Dinosaurs keep grabbing our attention because they are the closest things in the earth’s history to monsters: flying, fanged, scaly things that speak of a past that is part mythology and part science fiction. These creatures actually roamed the earth—and continue to do so. Birds, believe it or not, are dinosaurs.
Does that fact diminish the mysterious aura of the tried-and-true dinosaur? It shouldn’t. Thanks to advances in science and the discovery of more fossils, new details of dino life keep emerging. It’s next to impossible to reconstruct 230 million years of existence, so the civilization they lived in will always be under construction. Our curiosity will never die.
Author Brian Switek, a dinosaur aficionado turned professional writer, tries to reconstruct that world in My Beloved Brontosaurus, posing questions and exploring the possible answers. This ambitious objective is immeasurably helped by Switek’s good humor and enthusiasm. Reading the book, you know that Switek understands this is a fool’s errand, but the guy can’t help himself: He’s fascinated by the results of the research—and what it promises.

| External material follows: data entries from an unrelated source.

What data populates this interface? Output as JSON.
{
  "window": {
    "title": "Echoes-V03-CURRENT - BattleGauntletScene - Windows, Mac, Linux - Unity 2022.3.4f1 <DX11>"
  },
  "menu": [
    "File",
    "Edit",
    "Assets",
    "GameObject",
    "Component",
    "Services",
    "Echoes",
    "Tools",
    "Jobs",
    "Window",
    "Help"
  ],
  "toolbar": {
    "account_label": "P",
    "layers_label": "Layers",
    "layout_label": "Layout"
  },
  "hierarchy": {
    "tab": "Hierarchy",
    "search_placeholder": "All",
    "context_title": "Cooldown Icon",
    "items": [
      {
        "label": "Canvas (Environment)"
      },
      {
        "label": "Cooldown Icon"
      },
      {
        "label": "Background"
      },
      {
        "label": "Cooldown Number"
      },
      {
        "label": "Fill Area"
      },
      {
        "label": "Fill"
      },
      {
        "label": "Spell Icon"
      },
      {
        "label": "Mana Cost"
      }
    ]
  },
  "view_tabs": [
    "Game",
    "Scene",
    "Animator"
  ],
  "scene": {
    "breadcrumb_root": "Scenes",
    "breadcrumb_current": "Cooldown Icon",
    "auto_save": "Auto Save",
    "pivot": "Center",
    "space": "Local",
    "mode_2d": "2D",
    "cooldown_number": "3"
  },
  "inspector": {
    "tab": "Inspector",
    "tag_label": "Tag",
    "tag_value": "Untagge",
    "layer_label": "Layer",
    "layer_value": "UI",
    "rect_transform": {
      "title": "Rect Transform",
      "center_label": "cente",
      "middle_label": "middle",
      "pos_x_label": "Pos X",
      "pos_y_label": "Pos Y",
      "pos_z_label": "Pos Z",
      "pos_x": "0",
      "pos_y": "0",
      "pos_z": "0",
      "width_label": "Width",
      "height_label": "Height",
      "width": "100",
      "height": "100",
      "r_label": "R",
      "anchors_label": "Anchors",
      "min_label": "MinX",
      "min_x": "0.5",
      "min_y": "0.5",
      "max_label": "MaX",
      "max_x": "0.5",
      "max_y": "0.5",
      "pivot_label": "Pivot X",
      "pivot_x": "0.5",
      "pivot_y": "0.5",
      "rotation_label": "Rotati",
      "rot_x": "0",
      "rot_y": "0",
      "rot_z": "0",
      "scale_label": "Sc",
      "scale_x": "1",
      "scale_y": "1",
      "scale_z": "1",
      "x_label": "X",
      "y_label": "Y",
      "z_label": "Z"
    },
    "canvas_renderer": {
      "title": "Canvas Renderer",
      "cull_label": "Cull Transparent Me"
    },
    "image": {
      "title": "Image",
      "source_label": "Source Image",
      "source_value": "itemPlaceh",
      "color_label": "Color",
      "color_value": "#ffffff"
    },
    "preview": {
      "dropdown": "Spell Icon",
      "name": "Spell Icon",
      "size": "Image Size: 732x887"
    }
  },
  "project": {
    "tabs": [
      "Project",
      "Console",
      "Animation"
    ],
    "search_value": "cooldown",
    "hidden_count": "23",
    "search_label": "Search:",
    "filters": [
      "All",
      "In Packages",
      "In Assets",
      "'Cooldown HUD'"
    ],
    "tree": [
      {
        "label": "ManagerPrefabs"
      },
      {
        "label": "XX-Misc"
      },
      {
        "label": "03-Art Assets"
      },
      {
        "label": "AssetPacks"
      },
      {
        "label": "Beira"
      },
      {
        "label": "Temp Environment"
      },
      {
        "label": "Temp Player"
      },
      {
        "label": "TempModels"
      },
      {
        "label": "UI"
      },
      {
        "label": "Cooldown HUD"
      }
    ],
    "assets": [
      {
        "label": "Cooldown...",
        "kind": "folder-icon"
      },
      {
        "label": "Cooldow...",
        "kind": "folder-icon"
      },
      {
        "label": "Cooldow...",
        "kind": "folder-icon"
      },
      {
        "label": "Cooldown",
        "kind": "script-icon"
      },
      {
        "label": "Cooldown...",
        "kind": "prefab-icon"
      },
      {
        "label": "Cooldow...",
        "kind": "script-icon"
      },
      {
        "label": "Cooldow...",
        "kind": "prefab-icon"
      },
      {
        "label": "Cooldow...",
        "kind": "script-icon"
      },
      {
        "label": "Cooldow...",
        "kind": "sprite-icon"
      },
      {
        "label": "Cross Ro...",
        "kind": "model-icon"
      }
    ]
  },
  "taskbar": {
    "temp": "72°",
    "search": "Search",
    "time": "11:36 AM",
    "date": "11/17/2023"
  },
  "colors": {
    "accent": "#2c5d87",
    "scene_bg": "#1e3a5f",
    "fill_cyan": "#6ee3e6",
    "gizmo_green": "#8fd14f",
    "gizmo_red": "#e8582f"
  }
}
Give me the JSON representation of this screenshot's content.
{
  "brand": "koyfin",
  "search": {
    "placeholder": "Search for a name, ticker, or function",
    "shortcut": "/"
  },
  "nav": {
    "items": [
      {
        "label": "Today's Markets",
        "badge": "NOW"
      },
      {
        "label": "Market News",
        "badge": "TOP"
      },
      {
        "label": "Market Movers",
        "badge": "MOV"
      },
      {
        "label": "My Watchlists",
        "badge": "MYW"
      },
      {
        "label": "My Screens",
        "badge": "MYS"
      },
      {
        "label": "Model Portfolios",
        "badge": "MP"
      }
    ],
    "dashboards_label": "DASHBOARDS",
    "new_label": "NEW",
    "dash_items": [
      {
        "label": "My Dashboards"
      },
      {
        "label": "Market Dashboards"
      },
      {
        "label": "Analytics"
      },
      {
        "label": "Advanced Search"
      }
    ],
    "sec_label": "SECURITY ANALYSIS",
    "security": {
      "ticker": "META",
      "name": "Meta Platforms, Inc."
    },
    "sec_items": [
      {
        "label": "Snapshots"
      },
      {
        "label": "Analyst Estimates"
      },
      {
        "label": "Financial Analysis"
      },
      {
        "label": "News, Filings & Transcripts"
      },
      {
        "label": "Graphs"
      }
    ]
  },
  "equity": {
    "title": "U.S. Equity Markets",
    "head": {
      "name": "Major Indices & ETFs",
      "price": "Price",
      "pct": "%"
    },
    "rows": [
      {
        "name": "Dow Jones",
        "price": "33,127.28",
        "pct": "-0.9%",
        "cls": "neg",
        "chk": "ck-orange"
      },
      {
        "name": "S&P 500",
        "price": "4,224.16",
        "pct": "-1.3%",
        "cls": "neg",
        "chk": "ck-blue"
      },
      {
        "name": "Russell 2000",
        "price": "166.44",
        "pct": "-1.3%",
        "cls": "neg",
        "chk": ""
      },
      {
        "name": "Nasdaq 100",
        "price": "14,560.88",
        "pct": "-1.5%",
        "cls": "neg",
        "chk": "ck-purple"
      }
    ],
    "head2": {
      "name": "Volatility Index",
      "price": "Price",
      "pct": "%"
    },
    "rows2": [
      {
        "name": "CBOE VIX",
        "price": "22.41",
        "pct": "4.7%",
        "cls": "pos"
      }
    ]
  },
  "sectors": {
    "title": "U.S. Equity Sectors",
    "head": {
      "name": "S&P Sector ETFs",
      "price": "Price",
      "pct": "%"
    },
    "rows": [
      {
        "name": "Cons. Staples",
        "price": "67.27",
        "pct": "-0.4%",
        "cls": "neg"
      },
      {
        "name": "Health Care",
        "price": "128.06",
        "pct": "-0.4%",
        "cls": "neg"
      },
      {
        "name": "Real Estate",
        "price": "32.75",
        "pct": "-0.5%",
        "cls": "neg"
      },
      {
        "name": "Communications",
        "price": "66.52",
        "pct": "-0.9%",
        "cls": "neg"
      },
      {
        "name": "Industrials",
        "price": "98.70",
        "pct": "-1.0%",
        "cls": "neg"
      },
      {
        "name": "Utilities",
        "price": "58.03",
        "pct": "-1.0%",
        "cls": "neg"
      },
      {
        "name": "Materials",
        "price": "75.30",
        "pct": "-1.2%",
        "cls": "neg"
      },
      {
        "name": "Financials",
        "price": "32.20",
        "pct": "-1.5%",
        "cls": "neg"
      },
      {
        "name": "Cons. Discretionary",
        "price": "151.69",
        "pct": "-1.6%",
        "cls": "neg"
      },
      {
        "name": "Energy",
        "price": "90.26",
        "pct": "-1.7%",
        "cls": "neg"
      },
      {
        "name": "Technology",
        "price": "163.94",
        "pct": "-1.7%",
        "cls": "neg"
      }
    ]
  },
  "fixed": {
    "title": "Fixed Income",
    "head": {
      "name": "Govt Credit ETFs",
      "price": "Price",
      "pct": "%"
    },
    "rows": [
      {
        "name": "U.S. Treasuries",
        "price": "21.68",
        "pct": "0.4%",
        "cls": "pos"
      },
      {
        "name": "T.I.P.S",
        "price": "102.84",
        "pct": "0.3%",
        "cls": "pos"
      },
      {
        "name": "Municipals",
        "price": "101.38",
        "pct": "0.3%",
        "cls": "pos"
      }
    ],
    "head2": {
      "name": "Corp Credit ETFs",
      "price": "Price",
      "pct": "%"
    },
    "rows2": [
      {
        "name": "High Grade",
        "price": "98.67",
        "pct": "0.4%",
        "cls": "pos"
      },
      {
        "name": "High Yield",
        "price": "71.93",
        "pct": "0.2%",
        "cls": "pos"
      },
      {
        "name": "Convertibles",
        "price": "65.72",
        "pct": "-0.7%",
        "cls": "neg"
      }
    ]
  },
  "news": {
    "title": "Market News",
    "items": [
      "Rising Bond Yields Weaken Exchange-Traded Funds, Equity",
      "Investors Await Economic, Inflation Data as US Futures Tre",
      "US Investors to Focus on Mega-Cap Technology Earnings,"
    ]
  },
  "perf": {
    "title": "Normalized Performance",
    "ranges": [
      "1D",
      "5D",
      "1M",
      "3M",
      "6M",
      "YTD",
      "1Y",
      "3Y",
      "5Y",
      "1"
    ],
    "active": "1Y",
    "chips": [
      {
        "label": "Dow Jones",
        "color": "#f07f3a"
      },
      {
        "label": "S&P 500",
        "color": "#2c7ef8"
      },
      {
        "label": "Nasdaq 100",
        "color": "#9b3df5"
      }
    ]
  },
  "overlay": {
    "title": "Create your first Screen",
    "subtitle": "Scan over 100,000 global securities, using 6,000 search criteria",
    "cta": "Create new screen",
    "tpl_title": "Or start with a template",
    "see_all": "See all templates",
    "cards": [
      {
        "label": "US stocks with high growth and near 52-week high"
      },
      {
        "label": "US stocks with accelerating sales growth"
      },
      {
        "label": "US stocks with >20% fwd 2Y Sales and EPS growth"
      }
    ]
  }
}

Thanks to Switek’s non-technical delivery, we are too. Using living organisms is a great way to examine dinosaurs. So if we look at the example of birds and crocodylians, we can hypothesize that dinosaurs may have hidden their genitalia in a slit called a cloaca, which would have made sexual relations tricky business. Parasites, and the spread of them through cannibalism, may have contributed to the dinosaurs’ demise, though many researchers favor a fatal, gigantic asteroid. Who’s right? It’s impossible to say.
It may surprise you that Switek’s book provides clarity. The dinosaurs didn’t just show up, bellow, and then disappear. They were around far longer than humans, who have been around a mere 200,000 years. Dinosaurs, Switek writes, represent “evolution and extinction—triumphant and ultimately tragic creatures that beautifully illustrate the duality of life’s constant thread. They are guideposts to the past and harbingers of what the future might bring.”